Several small earthquakes shook the island of La Palma in the Atlantic Ocean off northwest Africa on Tuesday, keeping nerves on edge after a volcanic eruption Sunday. So far, the eruption has destroyed around 190 houses and forced the evacuation of 6,000 people.
The island, with a population of 85,000, is part of the Canary Islands archipelago, a key tourist destination.
Trudeau's party short of majority
Prime Minister Justin Trudeau won his third straight election but failed to get the majority in Parliament he wanted, an outcome that threatened his Conservative rival with loss of his job after moving his party to the center and alienating its base.
While the gamble to win a majority of Parliament seats didn't pay off, Trudeau now leads a strong minority government. The results nearly mirrored those of two years ago. The Liberal Party secured or was leading in 158 seats – one more than it won in 2019, and 12 short of the 170 needed for a majority in the House of Commons.

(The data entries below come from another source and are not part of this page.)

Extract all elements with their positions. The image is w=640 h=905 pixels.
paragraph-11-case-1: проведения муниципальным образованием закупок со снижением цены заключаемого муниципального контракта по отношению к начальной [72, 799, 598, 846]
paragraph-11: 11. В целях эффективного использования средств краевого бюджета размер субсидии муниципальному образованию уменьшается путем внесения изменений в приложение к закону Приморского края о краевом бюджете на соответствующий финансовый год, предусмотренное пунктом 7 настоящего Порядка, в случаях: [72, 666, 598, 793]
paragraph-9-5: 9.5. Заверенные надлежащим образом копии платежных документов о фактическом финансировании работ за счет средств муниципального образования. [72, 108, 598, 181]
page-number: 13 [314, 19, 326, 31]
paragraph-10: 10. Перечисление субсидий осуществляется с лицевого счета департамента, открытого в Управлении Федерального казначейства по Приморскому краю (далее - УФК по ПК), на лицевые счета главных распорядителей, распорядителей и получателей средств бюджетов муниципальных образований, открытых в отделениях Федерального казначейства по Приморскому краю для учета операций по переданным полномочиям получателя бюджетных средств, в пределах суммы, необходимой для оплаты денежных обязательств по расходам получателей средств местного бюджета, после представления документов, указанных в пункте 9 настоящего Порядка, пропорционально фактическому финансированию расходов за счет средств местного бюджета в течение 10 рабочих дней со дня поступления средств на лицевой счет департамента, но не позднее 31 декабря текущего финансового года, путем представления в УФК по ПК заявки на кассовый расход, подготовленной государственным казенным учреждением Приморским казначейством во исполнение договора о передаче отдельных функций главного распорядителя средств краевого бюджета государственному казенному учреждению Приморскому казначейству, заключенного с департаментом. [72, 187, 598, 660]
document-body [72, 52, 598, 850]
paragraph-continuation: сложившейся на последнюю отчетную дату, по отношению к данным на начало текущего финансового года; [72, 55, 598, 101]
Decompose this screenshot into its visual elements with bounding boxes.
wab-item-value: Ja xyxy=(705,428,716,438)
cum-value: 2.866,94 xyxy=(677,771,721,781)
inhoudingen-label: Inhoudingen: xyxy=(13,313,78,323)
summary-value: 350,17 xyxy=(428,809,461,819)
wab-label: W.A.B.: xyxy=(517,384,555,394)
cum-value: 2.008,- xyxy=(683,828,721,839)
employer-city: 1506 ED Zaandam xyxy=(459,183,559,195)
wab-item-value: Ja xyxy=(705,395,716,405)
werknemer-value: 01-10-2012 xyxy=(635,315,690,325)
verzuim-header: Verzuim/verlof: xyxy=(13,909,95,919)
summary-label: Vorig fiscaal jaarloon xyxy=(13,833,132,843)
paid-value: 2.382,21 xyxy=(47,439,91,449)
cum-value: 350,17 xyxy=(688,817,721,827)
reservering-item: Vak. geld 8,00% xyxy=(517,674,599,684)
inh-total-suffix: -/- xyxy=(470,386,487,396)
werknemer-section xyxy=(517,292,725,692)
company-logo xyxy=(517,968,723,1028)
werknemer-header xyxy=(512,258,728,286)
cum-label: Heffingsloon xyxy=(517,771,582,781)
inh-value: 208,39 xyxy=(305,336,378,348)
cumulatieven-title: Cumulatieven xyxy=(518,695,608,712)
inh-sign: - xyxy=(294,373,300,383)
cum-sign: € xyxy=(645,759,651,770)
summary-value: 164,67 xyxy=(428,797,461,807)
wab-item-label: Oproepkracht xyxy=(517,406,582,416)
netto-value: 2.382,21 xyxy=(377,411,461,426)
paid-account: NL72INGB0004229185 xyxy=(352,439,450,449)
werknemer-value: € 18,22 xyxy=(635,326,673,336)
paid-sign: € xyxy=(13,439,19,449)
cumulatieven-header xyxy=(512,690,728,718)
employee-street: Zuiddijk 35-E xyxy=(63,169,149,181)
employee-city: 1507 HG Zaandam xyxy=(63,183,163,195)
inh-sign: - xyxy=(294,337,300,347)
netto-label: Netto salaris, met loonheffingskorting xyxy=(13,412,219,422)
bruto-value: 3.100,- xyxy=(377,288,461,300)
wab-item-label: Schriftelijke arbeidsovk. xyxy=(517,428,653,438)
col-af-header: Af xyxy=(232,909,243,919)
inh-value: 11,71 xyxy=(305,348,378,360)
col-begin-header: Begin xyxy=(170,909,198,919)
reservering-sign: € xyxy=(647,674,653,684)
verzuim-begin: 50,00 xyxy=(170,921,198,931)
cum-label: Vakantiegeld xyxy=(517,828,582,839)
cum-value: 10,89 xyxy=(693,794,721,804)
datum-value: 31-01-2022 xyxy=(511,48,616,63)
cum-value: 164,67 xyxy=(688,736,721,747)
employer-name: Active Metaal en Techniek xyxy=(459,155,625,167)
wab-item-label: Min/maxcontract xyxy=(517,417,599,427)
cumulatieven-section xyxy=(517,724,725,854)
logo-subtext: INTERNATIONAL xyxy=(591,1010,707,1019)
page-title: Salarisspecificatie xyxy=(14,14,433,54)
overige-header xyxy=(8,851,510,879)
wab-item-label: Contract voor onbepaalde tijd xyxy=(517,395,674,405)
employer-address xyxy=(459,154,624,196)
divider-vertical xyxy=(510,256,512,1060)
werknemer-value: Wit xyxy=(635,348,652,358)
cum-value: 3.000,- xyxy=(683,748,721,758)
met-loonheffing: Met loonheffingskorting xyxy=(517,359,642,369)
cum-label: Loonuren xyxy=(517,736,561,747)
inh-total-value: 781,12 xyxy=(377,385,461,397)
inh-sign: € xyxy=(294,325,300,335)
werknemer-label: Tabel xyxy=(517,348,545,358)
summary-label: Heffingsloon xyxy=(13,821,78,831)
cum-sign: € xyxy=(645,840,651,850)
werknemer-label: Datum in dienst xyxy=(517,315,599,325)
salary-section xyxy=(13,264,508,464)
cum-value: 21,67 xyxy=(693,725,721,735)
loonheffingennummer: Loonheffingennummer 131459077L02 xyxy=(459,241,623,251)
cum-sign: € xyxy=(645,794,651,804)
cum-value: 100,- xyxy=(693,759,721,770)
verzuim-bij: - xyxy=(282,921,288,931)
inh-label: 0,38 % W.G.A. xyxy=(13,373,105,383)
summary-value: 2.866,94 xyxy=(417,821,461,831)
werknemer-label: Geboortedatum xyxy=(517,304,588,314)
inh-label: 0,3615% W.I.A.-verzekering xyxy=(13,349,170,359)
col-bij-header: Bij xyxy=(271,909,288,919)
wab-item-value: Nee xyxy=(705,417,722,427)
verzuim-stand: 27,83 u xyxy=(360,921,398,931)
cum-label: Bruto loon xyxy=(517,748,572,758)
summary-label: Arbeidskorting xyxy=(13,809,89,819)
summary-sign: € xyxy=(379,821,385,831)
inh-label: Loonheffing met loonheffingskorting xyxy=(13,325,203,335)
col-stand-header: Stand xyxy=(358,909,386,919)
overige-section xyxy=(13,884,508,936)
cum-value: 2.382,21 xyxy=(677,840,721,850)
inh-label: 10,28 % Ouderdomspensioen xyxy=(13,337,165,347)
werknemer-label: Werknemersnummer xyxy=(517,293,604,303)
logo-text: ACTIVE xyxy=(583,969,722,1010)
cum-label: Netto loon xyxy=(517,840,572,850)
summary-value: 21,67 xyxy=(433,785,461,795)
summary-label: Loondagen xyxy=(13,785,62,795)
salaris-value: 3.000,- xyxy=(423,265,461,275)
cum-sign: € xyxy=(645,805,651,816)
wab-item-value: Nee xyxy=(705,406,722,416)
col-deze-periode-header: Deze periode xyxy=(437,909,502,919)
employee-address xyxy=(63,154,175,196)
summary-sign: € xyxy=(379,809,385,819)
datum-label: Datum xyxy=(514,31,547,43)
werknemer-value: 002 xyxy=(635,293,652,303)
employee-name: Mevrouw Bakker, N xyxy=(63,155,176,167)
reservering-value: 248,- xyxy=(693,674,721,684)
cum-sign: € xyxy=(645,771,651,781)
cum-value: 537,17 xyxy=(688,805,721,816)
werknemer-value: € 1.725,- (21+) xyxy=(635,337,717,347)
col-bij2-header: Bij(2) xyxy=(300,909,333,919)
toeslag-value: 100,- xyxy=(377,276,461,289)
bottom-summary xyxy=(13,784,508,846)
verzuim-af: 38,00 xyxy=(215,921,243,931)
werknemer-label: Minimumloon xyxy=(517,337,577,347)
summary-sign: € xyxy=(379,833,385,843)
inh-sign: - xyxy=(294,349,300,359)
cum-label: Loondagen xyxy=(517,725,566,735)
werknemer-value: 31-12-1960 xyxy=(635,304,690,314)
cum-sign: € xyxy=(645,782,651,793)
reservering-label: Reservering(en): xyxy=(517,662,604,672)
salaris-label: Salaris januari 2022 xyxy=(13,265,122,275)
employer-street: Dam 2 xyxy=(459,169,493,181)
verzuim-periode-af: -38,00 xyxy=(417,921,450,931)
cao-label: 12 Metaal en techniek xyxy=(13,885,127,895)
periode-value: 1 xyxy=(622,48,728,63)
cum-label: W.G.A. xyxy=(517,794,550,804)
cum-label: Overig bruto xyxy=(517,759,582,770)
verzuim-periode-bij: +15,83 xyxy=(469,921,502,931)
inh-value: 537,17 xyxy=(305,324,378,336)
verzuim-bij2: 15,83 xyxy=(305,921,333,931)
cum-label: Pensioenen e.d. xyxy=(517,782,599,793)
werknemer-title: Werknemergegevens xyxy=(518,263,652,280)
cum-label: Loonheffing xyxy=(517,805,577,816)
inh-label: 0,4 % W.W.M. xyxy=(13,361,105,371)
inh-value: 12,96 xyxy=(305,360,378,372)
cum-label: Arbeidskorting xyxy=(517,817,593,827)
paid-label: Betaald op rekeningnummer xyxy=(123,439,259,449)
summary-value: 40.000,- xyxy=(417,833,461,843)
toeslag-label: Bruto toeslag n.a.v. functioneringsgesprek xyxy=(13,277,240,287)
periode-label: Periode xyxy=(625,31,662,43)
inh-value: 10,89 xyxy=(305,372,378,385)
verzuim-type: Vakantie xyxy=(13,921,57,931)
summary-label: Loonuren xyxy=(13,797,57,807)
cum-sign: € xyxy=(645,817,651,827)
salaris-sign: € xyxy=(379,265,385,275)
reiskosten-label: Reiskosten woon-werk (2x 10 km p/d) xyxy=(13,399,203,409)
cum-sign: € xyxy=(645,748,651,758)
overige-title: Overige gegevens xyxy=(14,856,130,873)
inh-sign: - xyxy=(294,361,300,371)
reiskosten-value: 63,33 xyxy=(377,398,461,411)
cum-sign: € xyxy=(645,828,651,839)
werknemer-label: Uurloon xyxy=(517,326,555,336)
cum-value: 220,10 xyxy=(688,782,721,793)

US official gets Havana syndrome
A U.S. intelligence officer suffered symptoms linked to a series of suspected directed-energy attacks known as Havana syndrome while traveling with CIA Director William Burns in India this month.
Experts are in the process of verifying the officer's symptoms, which are consistent with the scores of other cases in recent years linked to Havana syndrome, according to James Giordano, a scientist briefed on the case and others. The symptoms – loss of balance, dizziness, and headaches – are often referred to as Havana syndrome because of a well-known series of cases affecting personnel at the U.S. Embassy in Cuba beginning in 2016.
Woman doesn't recall name, island
Croatian police said Tuesday they are still working to establish the identity of a woman with no recollection of who she is or where she came from before she ended up on a northern Adriatic Sea island.
Police told The Associated Press they are searching the terrain and conducting interviews with residents and tourists to see if anyone has information about the woman discovered Sept. 12 on the island of Krk.
Media have reported that the woman communicated in English and that locals found her sitting on a jagged rock in a remote part of the island that is inhabited by bears. She did not have identification documents or a cellphone with her, reports said.